For decades, we dreamt of a future where all of our electronics used a standardized power connector. Most of us probably didn’t expect that USB would ultimately fill that role, but we’ll take what we can get if it means a future without getting a new wall wart for every piece of tech we buy. From soldering irons to laptops, the number of things you can power with a lowly USB cable these days is pretty incredible.

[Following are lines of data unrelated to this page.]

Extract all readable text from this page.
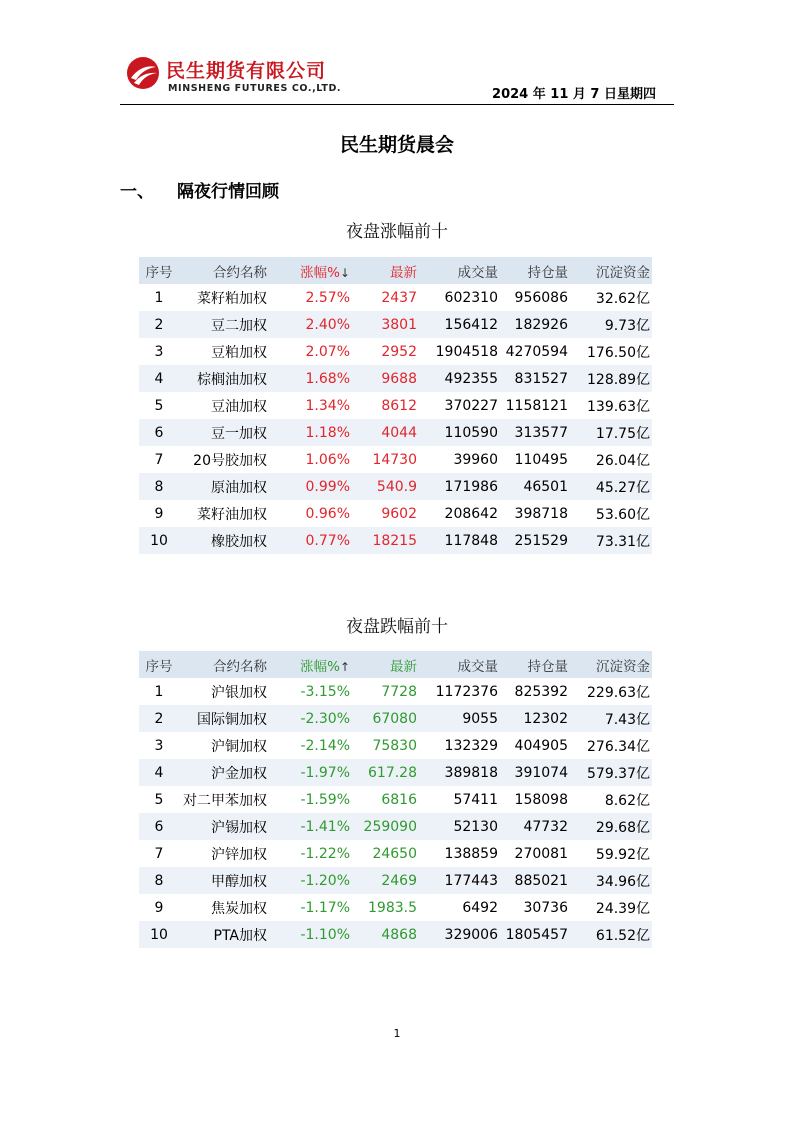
民生期货有限公司
MINSHENG FUTURES CO.,LTD.	2024 年 11 月 7 日星期四
民生期货晨会
一、 隔夜行情回顾
夜盘涨幅前十
序号	合约名称	涨幅%↓	最新	成交量	持仓量	沉淀资金
1	菜籽粕加权	2.57%	2437	602310	956086	32.62亿
2	豆二加权	2.40%	3801	156412	182926	9.73亿
3	豆粕加权	2.07%	2952	1904518	4270594	176.50亿
4	棕榈油加权	1.68%	9688	492355	831527	128.89亿
5	豆油加权	1.34%	8612	370227	1158121	139.63亿
6	豆一加权	1.18%	4044	110590	313577	17.75亿
7	20号胶加权	1.06%	14730	39960	110495	26.04亿
8	原油加权	0.99%	540.9	171986	46501	45.27亿
9	菜籽油加权	0.96%	9602	208642	398718	53.60亿
10	橡胶加权	0.77%	18215	117848	251529	73.31亿
夜盘跌幅前十
序号	合约名称	涨幅%↑	最新	成交量	持仓量	沉淀资金
1	沪银加权	-3.15%	7728	1172376	825392	229.63亿
2	国际铜加权	-2.30%	67080	9055	12302	7.43亿
3	沪铜加权	-2.14%	75830	132329	404905	276.34亿
4	沪金加权	-1.97%	617.28	389818	391074	579.37亿
5	对二甲苯加权	-1.59%	6816	57411	158098	8.62亿
6	沪锡加权	-1.41%	259090	52130	47732	29.68亿
7	沪锌加权	-1.22%	24650	138859	270081	59.92亿
8	甲醇加权	-1.20%	2469	177443	885021	34.96亿
9	焦炭加权	-1.17%	1983.5	6492	30736	24.39亿
10	PTA加权	-1.10%	4868	329006	1805457	61.52亿
1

Which makes it all the more surprising it took so long for somebody to come up with a way to toggle USB devices off and on over the network. The Sonoff “USB Smart Adaptor”, which the company says will start shipping before the end of the year, is the logical evolution of their exceptionally popular mains voltage smart switches. The Smart Adapter is designed to go between the device and its existing power supply, allowing the user to drag any USB powered device kicking and screaming into their existing smart home setup. All for the princely sum of $6.50 USD.
In the video after the break, Sonoff gives a few potential uses of the Smart Adapter: from controlling a string of LEDs to limiting how long a smartphone is allowed to charge for. But really, there’s a nearly limitless number of devices which could be easily and cheaply integrated into your home automation routines thanks to this gadget.
On the other end of the spectrum, those who are looking to keep a tighter control on the ears and eyes that are active in their home could use the Smart Adapter to make sure their Google and Amazon
listening devices assistants are only powered up during certain hours of the day.
Unfortunately, there’s a catch. Sonoff smart switches are best known, at least among the type of folks who read Hackaday, for the fact that they’re based on the eminently hackable ESP8266 microcontroller. Given the size of this product and its intended use, it would seem logical enough to assume this device also utilizes the insanely popular chip. But according to a Sonoff representative, the USB Smart Adapter won’t be using an ESP at all; leaving its hackability an open question until people can actually get their hands on them and start poking around.